Everyone is afraid of something.  It doesn’t matter how brave you think you are, there will always be something that makes you shudder.  Maybe you have no problem climbing a mountain, but cannot bear to go to the dentist.  The very idea of that drill boring into your teeth makes you want to run for cover.  Or perhaps you think nothing of working deep beneath the earth’s surface, but the sight of blood makes you faint.  It happens.

In a children’s book called The Bus Ride, by Marianne Dubuc, the author shows us how danger is an inherent part of life. It’s about a little girl who takes her very first bus ride alone to visit her grandmother, and finds herself helping to scare off a thief. The story reminds us all that whenever we venture out alone, there’s going to be an element of risk involved.  I find this idea surprisingly comforting.  There’s no ideology attached to it, no waiting for the stars to be aligned before you make a move.  And yet, it takes practice to give up control, and perhaps a little faith.  Faith in the self.

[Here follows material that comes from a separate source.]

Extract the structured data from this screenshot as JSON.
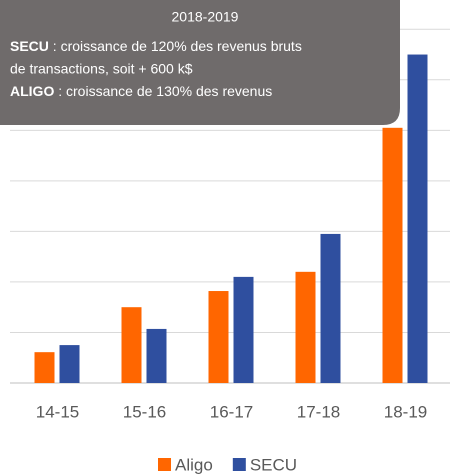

But where does faith come from?  I’m really not sure.  Maybe it takes practice to believe in the self.  Buckminster Fuller says if we want to change our reality, we need to build a new model.  In other words, we have to change how we think about something. This makes a lot of sense to me.

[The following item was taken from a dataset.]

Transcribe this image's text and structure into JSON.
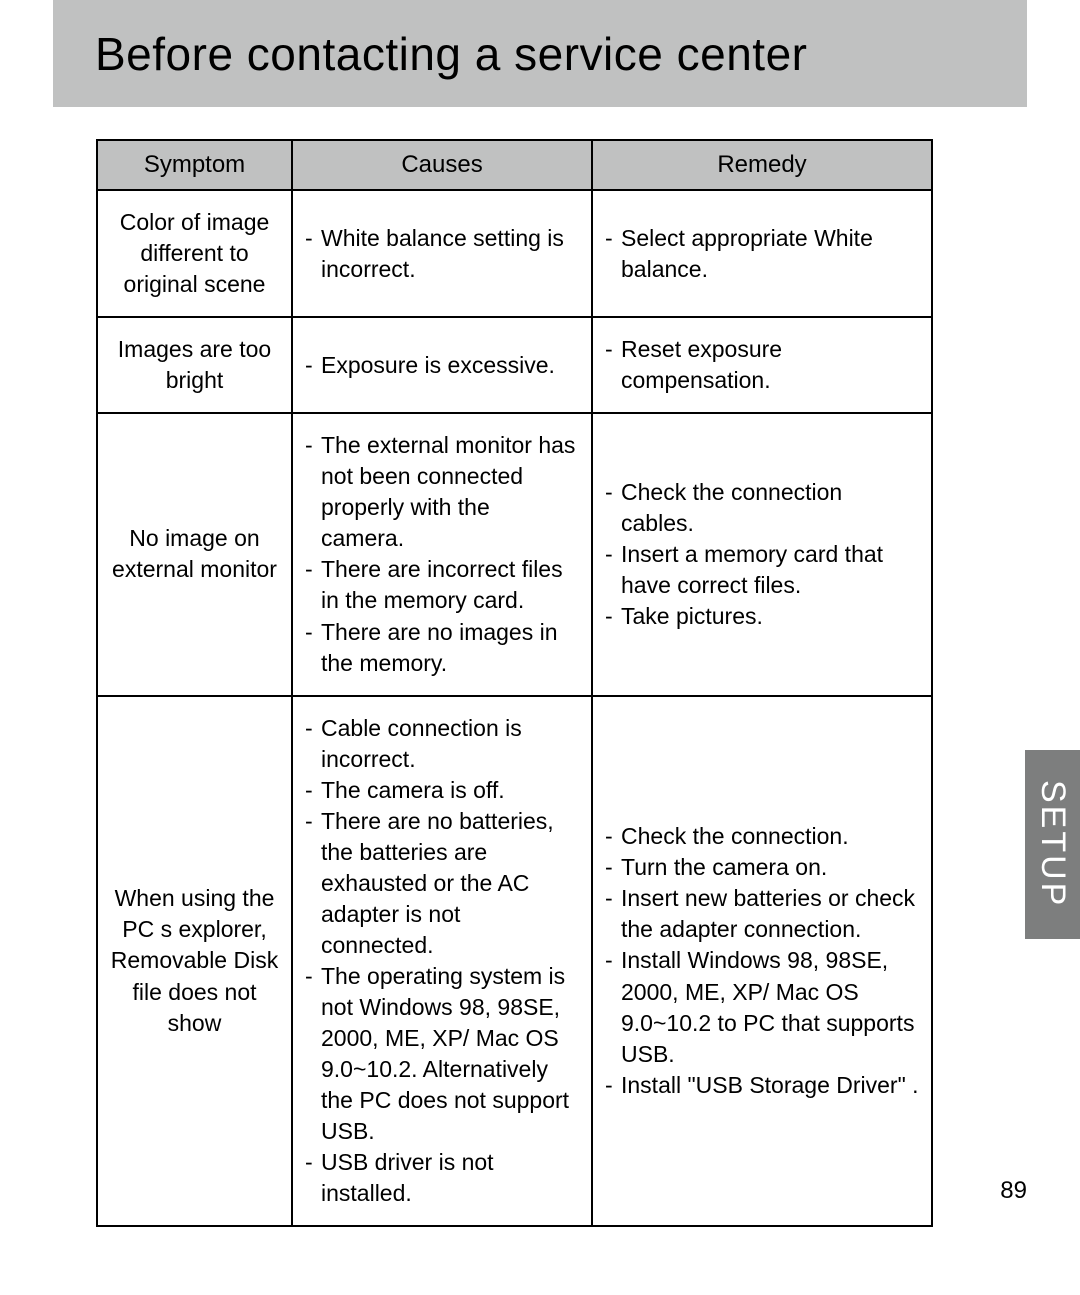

I remember a number of years ago wanting to visit my family in England after an absence of over two decades.  I was scared because I’d have to travel home alone.  But I wanted to go so badly I knew that I’d have to do it anyway.  This seems to be key to me.  I have to want something badly enough to be able to deal with the fear.  Anyway, I did go to England and nothing bad happened to me.  When I told my son that all went well because the universe supported my choice he said, “I find it interesting that you give credit to the universe when all goes well, but blame yourself when it doesn’t.  Isn’t it possible that you had something to do with the fact that all did go well?”  Interesting.

This new perspective of myself was enlightening.  Maybe I’m more capable than I think I am.  Just because I have a hearing loss which makes me self-conscious at times, doesn’t mean I can’t do things for myself.  Sure there were times I had to ask for help, but I did it and I arrived safely wherever I needed to be.   And that’s what counts. One of the stumbling blocks I have about driving alone is I’m afraid that I won’t be able to manage if something goes wrong.  Clearly, I need to rethink this notion.

When I turned fifty, I thought about getting my nose pierced. I was sure it would hurt a whole lot more than when I got my ears pierced. I talked about it, and I asked others who had gotten it done, but still I hesitated.  One of my co-workers challenged me by saying, “Instead of talking about it all the time, why don’t you just do it.” That was the catalyst I needed to make it a reality.  I got my nose pierced, and guess what?  It wasn’t so bad at all.  This is a message I need to transfer to driving long distances alone:  JUST DO IT.  Sure it will be scary.  My palms will probably sweat. I’ll most likely lose sleep the night before my trip, and my heart will be in my throat, and I’ll get that tightness in the pit of my stomach.  But guess what?  It won’t kill me.

If I don’t overcome my fear, it will always be in front of me.  It has been my experience that everything we don’t do because we’re afraid, it has a way of turning up again and again until we are ready to say yes.  If I can overcome my fear of going to university – and my fear was immense – I know I can overcome my fear of driving long distances on the highway.

I keep using the term, “overcome fear”, and that’s wrong.  We don’t overcome fear, we find ways to work through it.  A girlfriend of mine who often drives long distances alone says that she feels safe by having a cell phone along when she’s traveling.  She also listens to books on tape to keep her company.  I think I’d add food and water to that list, and I’ve even consider taking self-defence classes to feel safe as a woman traveling alone. I’ve had women friends say having a GPS is a blessing when they get lost.  All of these things are definitely within my reach.